Back in 1943 a Dutch physician, David Karel de Jongh, wrote a PhD dissertation on homeopathy. It was based on his experience working in a homeopathic hospital and on all the published information he could find, and was highly critical of homeopathy. It was an impressive opus, with over 200,000 words. It is way too long for the average reader to wade through; and since it is in Dutch, few of us could read it even if we wanted to. Jan Willem Nienhuys, secretary of the Dutch skeptics’ organization Skepsis, has done us a great favor by summarizing its contents and updating it with information about recent developments. He has kindly had his summary translated into English and published in full on the Skepsis website. He comments “Basically Dr. de Jongh’s conclusions were that homeopathy is an incoherent mess.”
We all should know by now how monumentally silly homeopathy is (“delusions about dilutions”). I had investigated the subject and knew enough about it to have written about it repeatedly, but there is much more that I didn’t know. Nienhuys’ article is full of surprising facts and fascinating details.
It seems Hahnemann didn’t originate the idea of “similia similibus” (like treats like) after all. He borrowed it from earlier authors. And when he said he got a fever after taking cinchona bark, he was using a contemporary concept of “fever” that might have referred to other things like the effects of strong coffee.
I didn’t realize how many variants of homeopathy there were early on, including isopathy, constitution theory, complex-homeopathy and so-called “biochemistry.” Nienhuys describes all of these and more. In a variant of isopathy, they used diluted organs to treat sick organs. They used morbillin to treat measles; morbillin was obtained from sugar globules that had been held by a measles patient. Hahnemann was strongly opposed to isopathy; he said that by diluting something you change its nature and therefore you must first do provings with healthy people to establish its symptoms.

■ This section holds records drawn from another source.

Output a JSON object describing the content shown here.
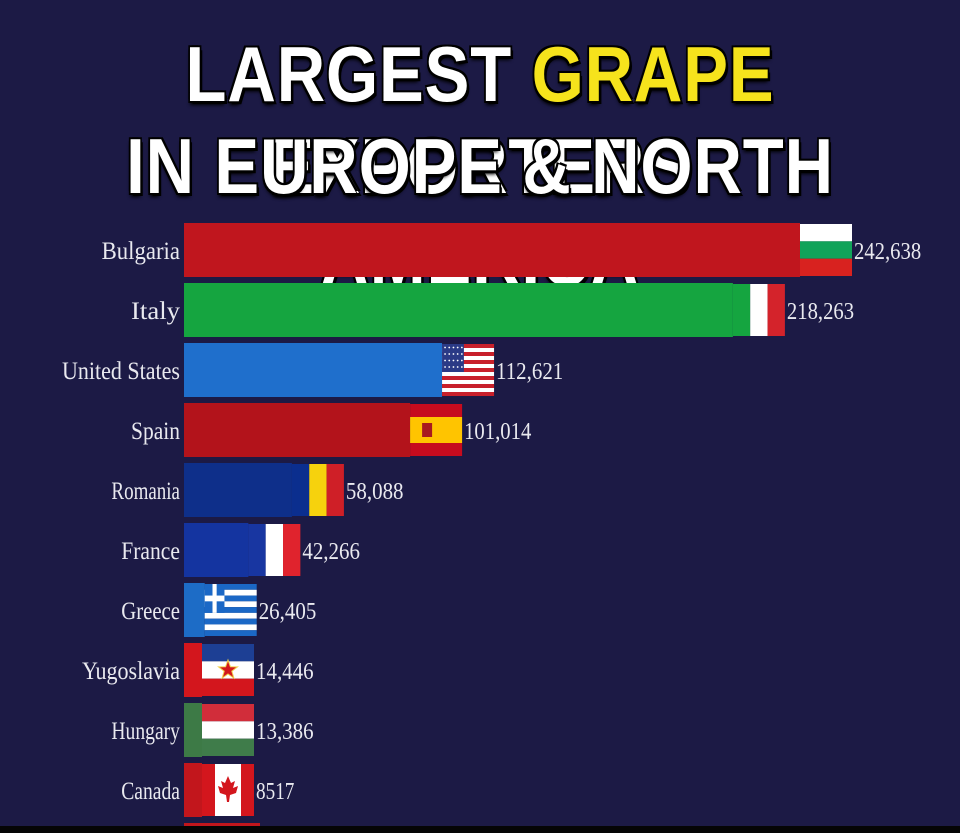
{
  "title": {
    "line1_prefix": "LARGEST",
    "line1_highlight": "GRAPE",
    "line1_suffix": "EXPORTERS",
    "line2": "IN EUROPE & NORTH AMERICA"
  },
  "colors": {
    "background": "#1c1a45",
    "title_text": "#ffffff",
    "title_highlight": "#f6e31c"
  },
  "chart_data": {
    "type": "bar",
    "orientation": "horizontal",
    "categories": [
      "Bulgaria",
      "Italy",
      "United States",
      "Spain",
      "Romania",
      "France",
      "Greece",
      "Yugoslavia",
      "Hungary",
      "Canada"
    ],
    "values": [
      242638,
      218263,
      112621,
      101014,
      58088,
      42266,
      26405,
      14446,
      13386,
      8517
    ],
    "value_labels": [
      "242,638",
      "218,263",
      "112,621",
      "101,014",
      "58,088",
      "42,266",
      "26,405",
      "14,446",
      "13,386",
      "8517"
    ],
    "bar_colors": [
      "#c0161e",
      "#15a540",
      "#1f6fcc",
      "#b3131b",
      "#0e2f8a",
      "#1434a0",
      "#1d6cc6",
      "#d3161d",
      "#3d7a46",
      "#c2161c"
    ],
    "flags": [
      "bulgaria-flag",
      "italy-flag",
      "usa-flag",
      "spain-flag",
      "romania-flag",
      "france-flag",
      "greece-flag",
      "yugoslavia-flag",
      "hungary-flag",
      "canada-flag"
    ],
    "title": "LARGEST GRAPE EXPORTERS IN EUROPE & NORTH AMERICA",
    "xlabel": "",
    "ylabel": "",
    "grid": false,
    "legend": "none"
  }
}
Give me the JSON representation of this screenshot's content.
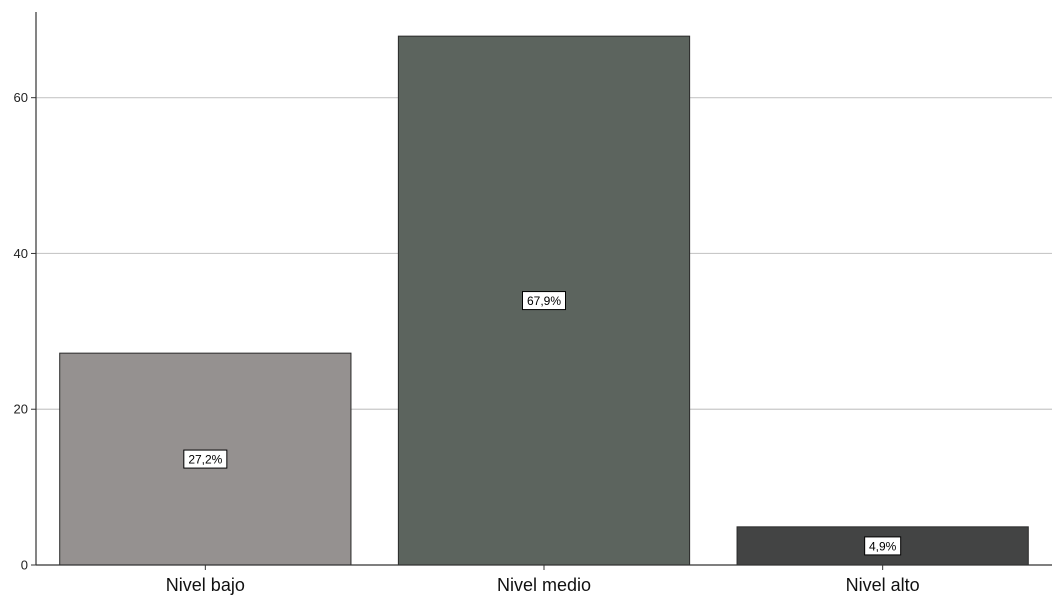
{
  "chart_data": {
    "type": "bar",
    "title": "",
    "xlabel": "",
    "ylabel": "",
    "categories": [
      "Nivel bajo",
      "Nivel medio",
      "Nivel alto"
    ],
    "values": [
      27.2,
      67.9,
      4.9
    ],
    "data_labels": [
      "27,2%",
      "67,9%",
      "4,9%"
    ],
    "colors": [
      "#959190",
      "#5c645e",
      "#434444"
    ],
    "ylim": [
      0,
      71
    ],
    "yticks": [
      0,
      20,
      40,
      60
    ],
    "grid": true
  }
}
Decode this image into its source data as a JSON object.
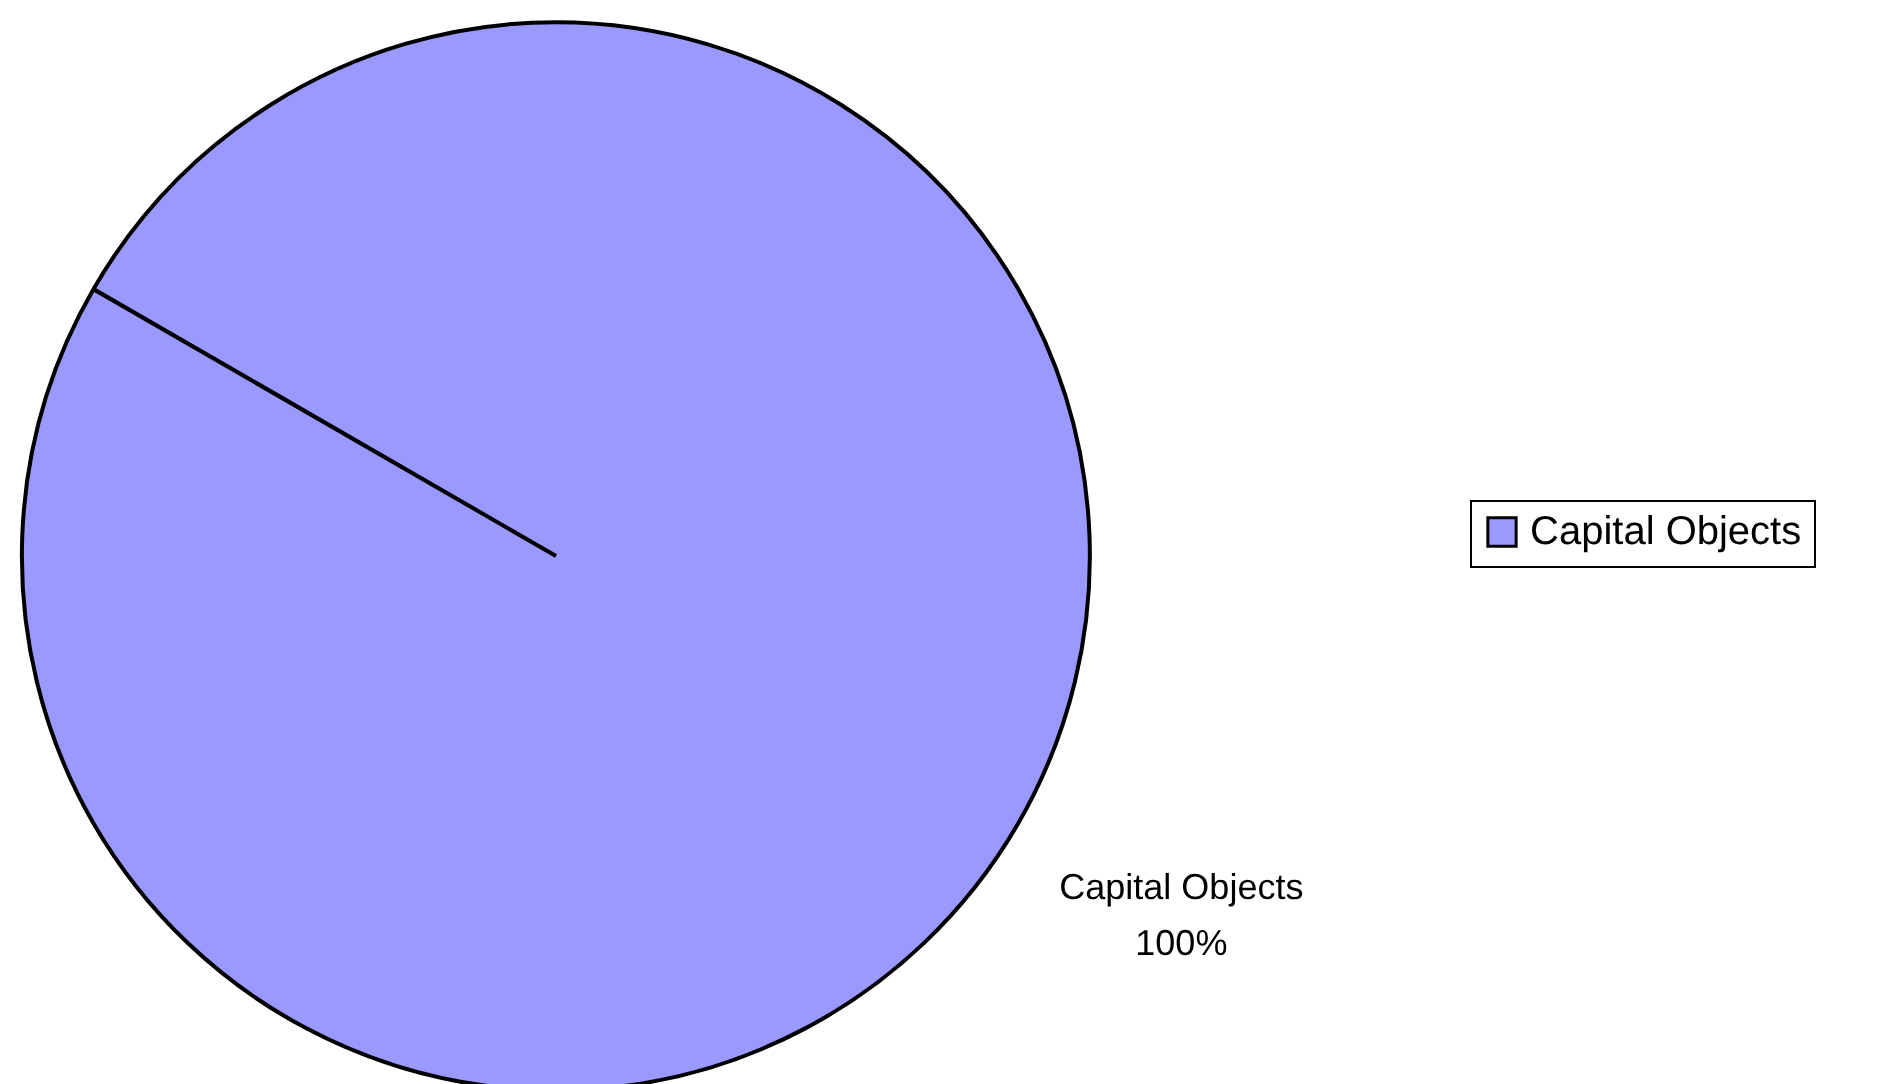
{
  "chart_data": {
    "type": "pie",
    "categories": [
      "Capital Objects"
    ],
    "values": [
      100
    ],
    "colors": [
      "#9999ff"
    ],
    "value_labels": [
      "100%"
    ],
    "legend": "right"
  }
}
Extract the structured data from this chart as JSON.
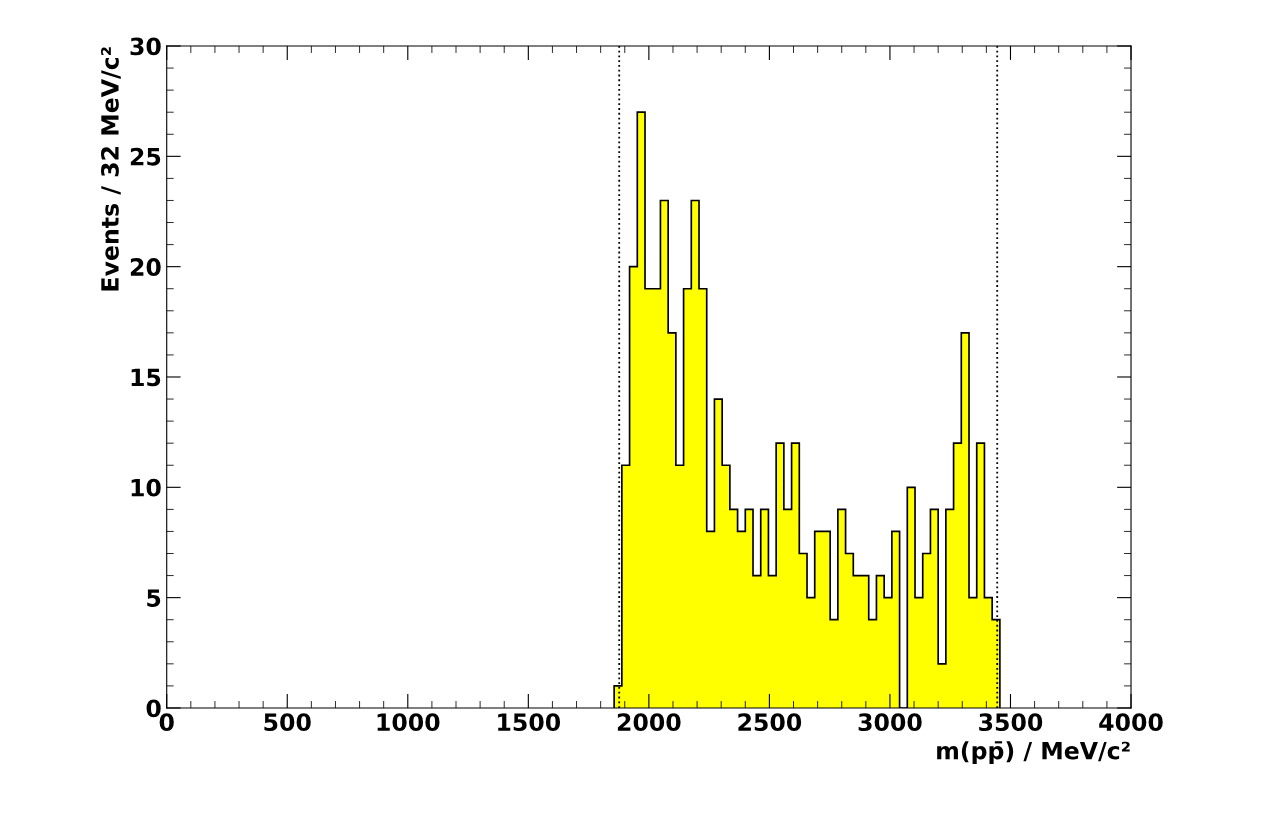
{
  "chart_data": {
    "type": "histogram",
    "xlabel": "m(pp̄) / MeV/c²",
    "ylabel": "Events / 32 MeV/c²",
    "bins": [
      1856,
      1888,
      1920,
      1952,
      1984,
      2016,
      2048,
      2080,
      2112,
      2144,
      2176,
      2208,
      2240,
      2272,
      2304,
      2336,
      2368,
      2400,
      2432,
      2464,
      2496,
      2528,
      2560,
      2592,
      2624,
      2656,
      2688,
      2720,
      2752,
      2784,
      2816,
      2848,
      2880,
      2912,
      2944,
      2976,
      3008,
      3040,
      3072,
      3104,
      3136,
      3168,
      3200,
      3232,
      3264,
      3296,
      3328,
      3360,
      3392,
      3424,
      3456
    ],
    "values": [
      1,
      11,
      20,
      27,
      19,
      19,
      23,
      17,
      11,
      19,
      23,
      19,
      8,
      14,
      11,
      9,
      8,
      9,
      6,
      9,
      6,
      12,
      9,
      12,
      7,
      5,
      8,
      8,
      4,
      9,
      7,
      6,
      6,
      4,
      6,
      5,
      8,
      0,
      10,
      5,
      7,
      9,
      2,
      9,
      12,
      17,
      5,
      12,
      5,
      4
    ],
    "color": "#ffff00",
    "xlim": [
      0,
      4000
    ],
    "xticks": [
      0,
      500,
      1000,
      1500,
      2000,
      2500,
      3000,
      3500,
      4000
    ],
    "ylim": [
      0,
      30
    ],
    "yticks": [
      0,
      5,
      10,
      15,
      20,
      25,
      30
    ],
    "ref_lines": [
      {
        "axis": "x",
        "value": 1877,
        "line_style": "dotted",
        "color": "#000000"
      },
      {
        "axis": "x",
        "value": 3445,
        "line_style": "dotted",
        "color": "#000000"
      }
    ],
    "grid": false
  }
}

In constitutional homeopathy, symptoms are disregarded and remedies are based on the patient’s constitution, which might be hydrogenoid, oxygenoid, or carbo-nitrogenoid. In cell-salt homeopathy, highly dilute solutions of a dozen important salts were prescribed to correct the imbalances of salts in cells that were the cause of disease. Complex homeopathy used combinations of remedies in direct violation of Hahnemann’s ideas. Drainage therapy claims that homeopathic remedies magically drain away the toxins that are the underlying cause of all disease.
Nienhuys explains how Hahnemann failed to understand the concepts of blinding and experimental controls, how he never explained his switch to high dilutions or why it was necessary to shake the remedies after each dilution, and how he explained away the failure of his treatments by inventing the three universal causes of disease: syphilis, gonorrhea, and psora. He describes the silliness of the Materia Medica and the Repertory. He provides some insights into how homeopaths were (and still are) able to fool themselves. De Jongh reported fantastic explanations of the mechanisms by which homeopathy is supposed to work; Nienhuys brings the list up to date with a discussion of Benveniste, the memory of water, and other modern fantasies. He also updates the research showing that homeopathy doesn’t work.
His conclusions
…homeopathic practice does not correspond with homeopathic theory… homeopaths make their treatment decisions in a completely arbitrary way… homeopathic physicians are primitive thinkers. Their writings abound with fallacies. They are strongly inclined to ascribe any improvement of their patients to homeopathy. Actually they think medicine is too difficult, so they stick to all kinds of ‘rules’.
Nienhuys’ article is a valuable addition to the literature on homeopathy. He deserves a hearty “dank je wel.”